Im Sommer 2011 wird Norwegen von einem doppelten Terroranschlag erschüttert. Der Rechtsextremist Anders Behring Breivik zündet eine Autobombe im Regierungsviertel von Oslo und fährt anschließend auf die Insel Utøya im Tyrifjord, etwa 30 Kilometer nordwestlich der Hauptstadt. Dort schießt er gezielt auf Jugendliche eines sozialdemokratischen Ferienlagers und kann erst 70 Minuten später von der Polizei gestellt werden. Der 17-jährige Viljar Hanssen überlebt das Attentat schwer verletzt – und schwebt durch ein Projektil in seinem Kopf weiterhin in Lebensgefahr. Während Viljar, sein Bruder Torje und andere Überlebende von Utøya im Kreis ihrer Familien versuchen, das Trauma zu verarbeiten, beginnt in Oslo ein öffentlicher Prozess gegen Breivik, der reuelos mit seinen Taten prahlt.
Sieben Jahre nach den Anschlägen, in denen insgesamt 77 Menschen getötet und mehr als 300 verletzt wurden, sind fast zeitgleich zwei Filme mit verwirrend ähnlichen Titeln erschienen: Der Norweger Erik Poppe hat mit
Utøya 22. Juli einen
Thriller über das Attentat
auf der Insel inszeniert, der aus der Situation der Opfer
Suspense erzeugt und von der Kritik fast einhellig abgelehnt wurde; die Netflix-Produktion mit dem Titel
22. Juli ist als multiperspektivisches Drama quasi das konzeptuelle Gegenstück. Der britische Regisseur Paul Greengrass hat in englischer Sprache gedreht, jedoch mit norwegischem Team und in Zusammenarbeit mit Betroffenen wie Viljar Hanssen. Im Gegensatz zu Poppe zeigt er auch Breiviks Perspektive und arbeitet sachlich-distanziert dessen Hass auf eine offene und kulturell vielfältige Gesellschaft als Motivation für die Anschlagsziele heraus. Im Zentrum des Films steht hingegen die psychische Widerstandsfähigkeit der Überlebenden.

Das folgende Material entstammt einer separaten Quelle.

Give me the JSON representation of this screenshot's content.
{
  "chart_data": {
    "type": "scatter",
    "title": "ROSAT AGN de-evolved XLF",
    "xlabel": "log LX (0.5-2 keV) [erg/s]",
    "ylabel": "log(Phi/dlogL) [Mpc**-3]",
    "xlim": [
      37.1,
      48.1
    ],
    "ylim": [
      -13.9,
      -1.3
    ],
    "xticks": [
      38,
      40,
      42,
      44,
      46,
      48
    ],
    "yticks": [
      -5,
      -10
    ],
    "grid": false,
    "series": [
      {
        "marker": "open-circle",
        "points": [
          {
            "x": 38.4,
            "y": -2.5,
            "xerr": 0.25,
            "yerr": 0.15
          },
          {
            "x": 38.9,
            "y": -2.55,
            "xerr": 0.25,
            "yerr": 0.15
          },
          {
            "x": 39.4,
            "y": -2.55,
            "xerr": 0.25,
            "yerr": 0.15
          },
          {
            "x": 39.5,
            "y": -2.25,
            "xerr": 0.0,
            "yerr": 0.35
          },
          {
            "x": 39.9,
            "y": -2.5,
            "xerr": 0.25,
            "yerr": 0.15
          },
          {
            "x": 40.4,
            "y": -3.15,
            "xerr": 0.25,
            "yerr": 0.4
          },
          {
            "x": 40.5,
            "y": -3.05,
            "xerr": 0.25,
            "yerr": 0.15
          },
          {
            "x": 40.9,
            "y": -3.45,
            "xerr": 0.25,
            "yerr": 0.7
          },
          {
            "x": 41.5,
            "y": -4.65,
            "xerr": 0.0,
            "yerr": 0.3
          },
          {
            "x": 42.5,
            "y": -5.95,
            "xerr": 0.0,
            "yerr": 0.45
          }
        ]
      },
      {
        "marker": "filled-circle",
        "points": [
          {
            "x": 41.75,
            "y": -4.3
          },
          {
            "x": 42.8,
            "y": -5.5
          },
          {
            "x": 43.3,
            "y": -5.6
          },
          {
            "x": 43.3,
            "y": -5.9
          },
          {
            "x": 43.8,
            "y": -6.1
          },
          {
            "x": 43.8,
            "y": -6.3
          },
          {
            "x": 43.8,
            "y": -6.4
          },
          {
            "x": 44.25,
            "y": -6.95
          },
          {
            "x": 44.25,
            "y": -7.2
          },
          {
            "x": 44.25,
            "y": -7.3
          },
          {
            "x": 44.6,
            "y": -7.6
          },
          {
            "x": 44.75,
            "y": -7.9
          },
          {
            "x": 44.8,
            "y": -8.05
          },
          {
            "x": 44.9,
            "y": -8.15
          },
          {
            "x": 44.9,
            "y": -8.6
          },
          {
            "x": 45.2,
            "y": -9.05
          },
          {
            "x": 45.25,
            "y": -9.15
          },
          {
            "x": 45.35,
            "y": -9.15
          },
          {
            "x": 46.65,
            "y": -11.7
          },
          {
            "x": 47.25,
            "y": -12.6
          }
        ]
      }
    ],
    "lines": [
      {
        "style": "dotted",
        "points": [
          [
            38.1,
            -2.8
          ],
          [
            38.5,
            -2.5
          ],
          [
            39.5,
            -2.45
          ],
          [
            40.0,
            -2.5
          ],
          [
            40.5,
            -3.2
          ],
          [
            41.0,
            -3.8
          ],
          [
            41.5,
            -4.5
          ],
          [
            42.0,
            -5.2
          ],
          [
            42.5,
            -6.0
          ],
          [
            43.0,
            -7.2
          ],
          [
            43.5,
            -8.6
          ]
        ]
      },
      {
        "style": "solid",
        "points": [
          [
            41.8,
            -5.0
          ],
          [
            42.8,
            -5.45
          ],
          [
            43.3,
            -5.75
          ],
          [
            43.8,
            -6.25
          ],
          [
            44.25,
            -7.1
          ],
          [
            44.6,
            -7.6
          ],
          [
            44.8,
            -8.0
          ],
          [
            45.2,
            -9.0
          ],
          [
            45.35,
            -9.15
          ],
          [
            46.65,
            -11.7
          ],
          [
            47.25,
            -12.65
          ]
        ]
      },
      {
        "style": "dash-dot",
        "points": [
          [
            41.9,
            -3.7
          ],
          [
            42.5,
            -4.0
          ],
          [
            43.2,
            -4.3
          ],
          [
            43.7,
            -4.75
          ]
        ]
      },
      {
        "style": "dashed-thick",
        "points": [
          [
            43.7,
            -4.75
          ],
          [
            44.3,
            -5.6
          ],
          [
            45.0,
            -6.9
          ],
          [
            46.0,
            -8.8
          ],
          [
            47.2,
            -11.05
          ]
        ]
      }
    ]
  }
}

In ihren Aussagen vor Gericht – im Angesicht des Täters – findet der Film deshalb seinen emotionalen Höhepunkt.
Paul Greengrass hat sich einen Namen als Action-Regisseur der Agentenfilm-Reihe um
Jason Bourne gemacht, begann seine Karriere allerdings als Journalist bei der BBC. Ein journalistischer Ansatz zeichnet auch
22. Juli aus. Der komplexe Film vermittelt umfangreich recherchiertes Wissen über die Umstände und Folgen der Anschläge in Norwegen und wirft grundsätzliche Fragen auf, wie Demokratien sich gegen Terrorismus wappnen und wie sie ihn aufarbeiten können. Während der Sichtung können Schüler/-innen in Gruppenarbeit Beobachtungen zu den verschiedenen Perspektiven notieren, etwa zur Gruppe der Überlebenden und deren Eltern, zum Täter Breivik, zu den Regierungsvertretern und zur Justiz. Dabei sollte besonders beachtet werden, wie die jeweiligen Figuren filmisch
in Szene gesetzt werden. In Politik und Sozialkunde können das Verhältnis zwischen Terrorismus und Rechtsstaat, in Deutsch und Ethik die Aufarbeitung von Traumata vertieft werden.